VOLUME–MORTALITY THRESHOLD
For all three conditions, we identified a volume threshold above which an increase of 100 patients in the annual volume was no longer significantly associated with a reduction in the risk-adjusted odds of death within 30 days (). The volume threshold was reached once a hospital's annual volume reached 610 patients (95% CI, 539 to 679) with acute myocardial infarction, 500 patients (95% CI, 433 to 566) with heart failure, and 210 patients (95% CI, 142 to 284) with pneumonia. In our analyses, the proportions of patients who were admitted to hospitals with an annual volume that was less than the identified threshold were 57.4% of patients with acute myocardial infarction, 35.8% of those with heart failure, and 7.6% of those with pneumonia.

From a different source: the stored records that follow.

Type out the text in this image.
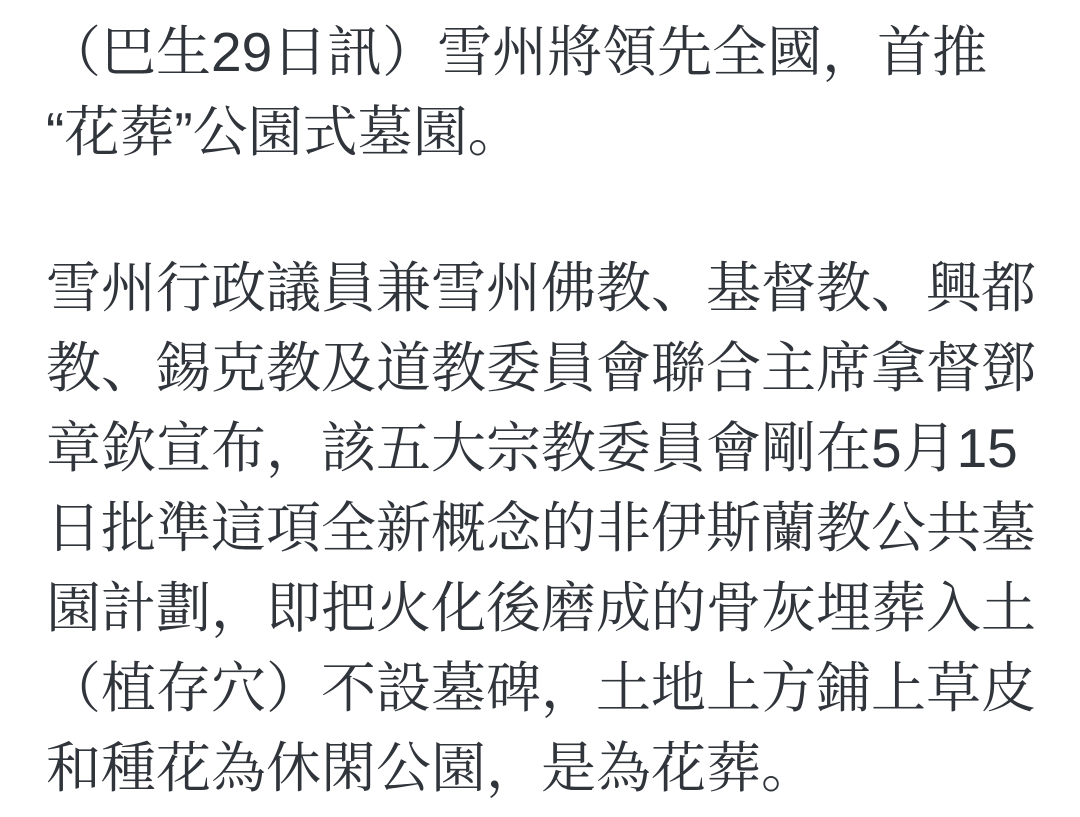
（巴生29日訊）雪州將領先全國，首推
“花葬”公園式墓園。
雪州行政議員兼雪州佛教、基督教、興都
教、錫克教及道教委員會聯合主席拿督鄧
章欽宣布，該五大宗教委員會剛在5月15
日批準這項全新概念的非伊斯蘭教公共墓
園計劃，即把火化後磨成的骨灰埋葬入土
（植存穴）不設墓碑，土地上方鋪上草皮
和種花為休閑公園，是為花葬。
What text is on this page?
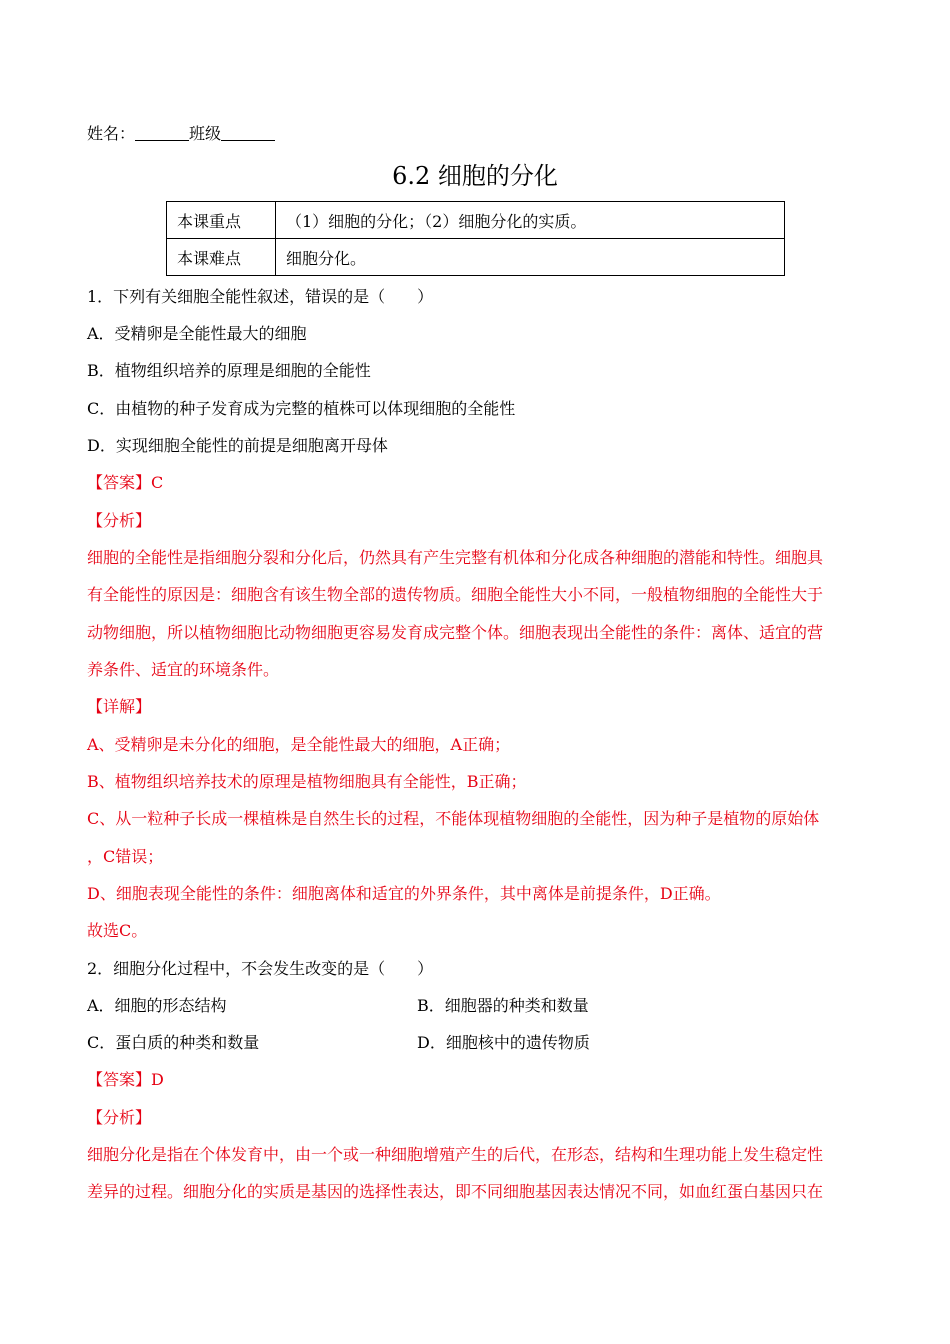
姓名：	班级
6.2 细胞的分化
本课重点	（1）细胞的分化；（2）细胞分化的实质。
本课难点	细胞分化。
1．下列有关细胞全能性叙述，错误的是（　　）
A．受精卵是全能性最大的细胞
B．植物组织培养的原理是细胞的全能性
C．由植物的种子发育成为完整的植株可以体现细胞的全能性
D．实现细胞全能性的前提是细胞离开母体
【答案】C
【分析】
细胞的全能性是指细胞分裂和分化后，仍然具有产生完整有机体和分化成各种细胞的潜能和特性。细胞具
有全能性的原因是：细胞含有该生物全部的遗传物质。细胞全能性大小不同，一般植物细胞的全能性大于
动物细胞，所以植物细胞比动物细胞更容易发育成完整个体。细胞表现出全能性的条件：离体、适宜的营
养条件、适宜的环境条件。
【详解】
A、受精卵是未分化的细胞，是全能性最大的细胞，A正确；
B、植物组织培养技术的原理是植物细胞具有全能性，B正确；
C、从一粒种子长成一棵植株是自然生长的过程，不能体现植物细胞的全能性，因为种子是植物的原始体
，C错误；
D、细胞表现全能性的条件：细胞离体和适宜的外界条件，其中离体是前提条件，D正确。
故选C。
2．细胞分化过程中，不会发生改变的是（　　）
A．细胞的形态结构	B．细胞器的种类和数量
C．蛋白质的种类和数量	D．细胞核中的遗传物质
【答案】D
【分析】
细胞分化是指在个体发育中，由一个或一种细胞增殖产生的后代，在形态，结构和生理功能上发生稳定性
差异的过程。细胞分化的实质是基因的选择性表达，即不同细胞基因表达情况不同，如血红蛋白基因只在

The identified volume thresholds differed according to the hospital's teaching status and capacity to provide cardiovascular revascularization services. At teaching hospitals, the volume threshold was estimated at 260 patients with acute myocardial infarction, 148 patients with heart failure, and 37 patients with pneumonia; at nonteaching hospitals, the volume thresholds were 629, 385, and 164 patients, respectively. Similarly, at hospitals that provided revascularization services, the volume threshold was estimated at 432 patients with acute myocardial infarction, 256 patients with heart failure, and 66 patients with pneumonia; at hospitals that did not provide revascularization services, the volume thresholds were 586, 303, and 162 patients, respectively.